In an important document recently discovered, and never, up to this time, quoted, William Clowes passes certain strictures on the first official History of the Primitive Methodist Church. "I must confess," he says, "though I never said so to anybody in my life, that I did not approve of its being drawn up in the way it was." To William Clowes, the history of the Primitive Methodist Church began when the Camp Meeting Methodists and the Clowesites came together in 1811 to form one united Church. He furthermore maintained that Hugh Bourne, William Clowes, James Steele, James Nixon, and Thomas Woodnorth, should be recognised and honoured as the real founders of our Church.
As though to confirm the view of Clowes, the historical preamble to the Deed Poll of the Primitive Methodist Connexion - its document of highest official authority - sets forth the origin of the Connexion, and finds it in the fusion of the Clowesites and Camp Meeting Methodists. Having mentioned the societies at Ramsor, Wootton, Stanley, and Tunstall, this carefully-drawn legal instrument proceeds: -
"And the said several societies and classes, together with other congregations, societies, and classes, in several parts of England, were afterwards closely united and connected, and the whole thereof under the care of the said Hugh Bourne, James Bourne, William Clowes, and James Steele, were formed into one general community or Connexion, known and distinguished by the title or denomination of 'The Primitive Methodist Connexion.'"
Undoubtedly, then, William Clowes is right in his main contention, viz., that the Primitive Methodist Church began in 1811, and, therefore, that the proper history of the Church must also begin with that date.
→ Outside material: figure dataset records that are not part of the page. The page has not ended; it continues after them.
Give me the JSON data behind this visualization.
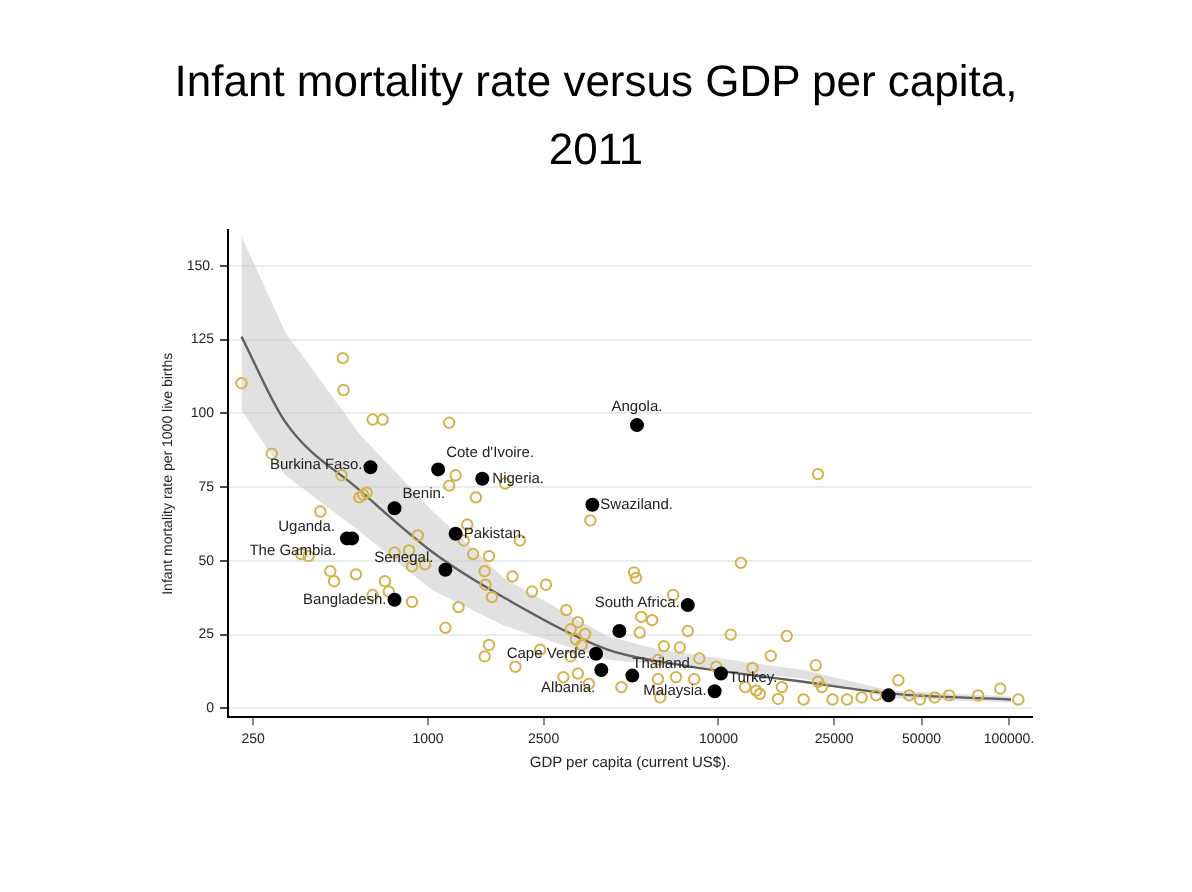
{
  "chart_data": {
    "type": "scatter",
    "title": "Infant mortality rate versus GDP per capita, 2011",
    "xlabel": "GDP per capita (current US$).",
    "ylabel": "Infant mortality rate per 1000 live births",
    "log": "x",
    "grid": "y",
    "legend": false,
    "marker": "circle",
    "xlim": [
      205,
      120000
    ],
    "ylim": [
      -3,
      162
    ],
    "xticks": [
      250,
      1000,
      2500,
      10000,
      25000,
      50000,
      {
        "value": 100000,
        "label": "100000."
      }
    ],
    "yticks": [
      0,
      25,
      50,
      75,
      100,
      125,
      {
        "value": 150,
        "label": "150."
      }
    ],
    "series": [
      {
        "type": "line",
        "color": "#606060",
        "marker": "none",
        "x": [
          228,
          323,
          581,
          1035,
          1832,
          4130,
          6150,
          19600,
          39300,
          101600
        ],
        "values": [
          126,
          97,
          74,
          53,
          37.5,
          20,
          16,
          9,
          5,
          3
        ],
        "lower": [
          101,
          79,
          60,
          40,
          28,
          16.5,
          15,
          10,
          3.5,
          2
        ],
        "upper": [
          160,
          127.5,
          93,
          67,
          44,
          24.5,
          20,
          13,
          6,
          4
        ]
      },
      {
        "color": "#d4b44a",
        "x": [
          228,
          509,
          512,
          290,
          645,
          698,
          1183,
          504,
          598,
          615,
          581,
          426,
          388,
          366,
          461,
          475,
          565,
          645,
          711,
          733,
          881,
          767,
          861,
          881,
          923,
          977,
          1148,
          1274,
          1183,
          1245,
          1462,
          1841,
          1365,
          1327,
          1430,
          1622,
          1567,
          1660,
          1578,
          2070,
          1954,
          2280,
          2547,
          1622,
          1567,
          2000,
          2432,
          2992,
          3281,
          3097,
          3475,
          3228,
          3380,
          3097,
          3622,
          2924,
          3281,
          3580,
          22000,
          11940,
          5120,
          5200,
          6980,
          5420,
          5910,
          5360,
          7840,
          11020,
          17180,
          6490,
          7360,
          15140,
          8590,
          6190,
          21620,
          9820,
          13090,
          7140,
          8250,
          6190,
          12350,
          13490,
          13870,
          16520,
          22000,
          22690,
          19630,
          24700,
          27700,
          31100,
          34900,
          41600,
          45300,
          49400,
          55500,
          62200,
          78300,
          93300,
          107700,
          4630,
          6300,
          16030
        ],
        "values": [
          110.2,
          118.7,
          107.9,
          86.3,
          97.9,
          97.9,
          96.8,
          79,
          72.4,
          73.1,
          71.5,
          66.7,
          51.6,
          52.3,
          46.5,
          43.1,
          45.4,
          38.4,
          43.1,
          39.6,
          36.1,
          52.8,
          53.5,
          48.1,
          58.6,
          48.8,
          27.3,
          34.3,
          75.5,
          79,
          71.5,
          76.2,
          62.3,
          56.9,
          52.3,
          51.6,
          46.5,
          37.7,
          41.9,
          56.9,
          44.7,
          39.6,
          41.9,
          21.5,
          17.6,
          14.1,
          19.9,
          33.3,
          29.2,
          26.8,
          25.2,
          23.4,
          21.5,
          17.6,
          63.7,
          10.6,
          11.8,
          8.3,
          79.4,
          49.3,
          46.1,
          44.2,
          38.4,
          31,
          29.9,
          25.7,
          26.2,
          25,
          24.5,
          21.1,
          20.6,
          17.8,
          16.9,
          16.4,
          14.6,
          14.1,
          13.7,
          10.6,
          9.9,
          9.9,
          7.2,
          6,
          4.9,
          7.2,
          9,
          7.2,
          3,
          3,
          3,
          3.7,
          4.4,
          9.5,
          4.4,
          3,
          3.7,
          4.4,
          4.4,
          6.7,
          3,
          7.2,
          3.7,
          3.2
        ]
      },
      {
        "color": "#000000",
        "x": [
          634,
          1084,
          1538,
          767,
          526,
          548,
          1245,
          1148,
          767,
          3680,
          5240,
          7840,
          4560,
          3790,
          3950,
          5050,
          10200,
          9700,
          38500
        ],
        "values": [
          81.7,
          81,
          77.8,
          67.8,
          57.6,
          57.6,
          59.2,
          47,
          36.8,
          69,
          96,
          35,
          26.2,
          18.5,
          13,
          11.1,
          11.8,
          5.8,
          4.4
        ]
      }
    ],
    "annotations": [
      {
        "text": "Burkina Faso.",
        "x": 634,
        "y": 81.7
      },
      {
        "text": "Cote d'Ivoire.",
        "x": 1084,
        "y": 81
      },
      {
        "text": "Nigeria.",
        "x": 1538,
        "y": 77.8
      },
      {
        "text": "Benin.",
        "x": 767,
        "y": 67.8
      },
      {
        "text": "Uganda.",
        "x": 526,
        "y": 57.6
      },
      {
        "text": "The Gambia.",
        "x": 548,
        "y": 57.6
      },
      {
        "text": "Pakistan.",
        "x": 1245,
        "y": 59.2
      },
      {
        "text": "Senegal.",
        "x": 1148,
        "y": 47
      },
      {
        "text": "Bangladesh.",
        "x": 767,
        "y": 36.8
      },
      {
        "text": "Swaziland.",
        "x": 3680,
        "y": 69
      },
      {
        "text": "Angola.",
        "x": 5240,
        "y": 96
      },
      {
        "text": "South Africa.",
        "x": 7840,
        "y": 35
      },
      {
        "text": "Cape Verde.",
        "x": 3790,
        "y": 18.5
      },
      {
        "text": "Albania.",
        "x": 3950,
        "y": 13
      },
      {
        "text": "Thailand.",
        "x": 5050,
        "y": 11.1
      },
      {
        "text": "Turkey.",
        "x": 10200,
        "y": 11.8
      },
      {
        "text": "Malaysia.",
        "x": 9700,
        "y": 5.8
      }
    ]
  }
}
It is an anachronism to speak of Primitive Methodism before 1811. Any incidents which took place prior to the union effected in this memorable year, must be regarded as incidents and episodes belonging to a revivalistic movement, or series of revivalistic movements, locally differentiated, proceeding on early or primitive Methodist lines, partaking, therefore, of the nature of a survival, reaction, or return to an earlier type of aggressive agency, and finally converging and coalescing in one general community or Connexion.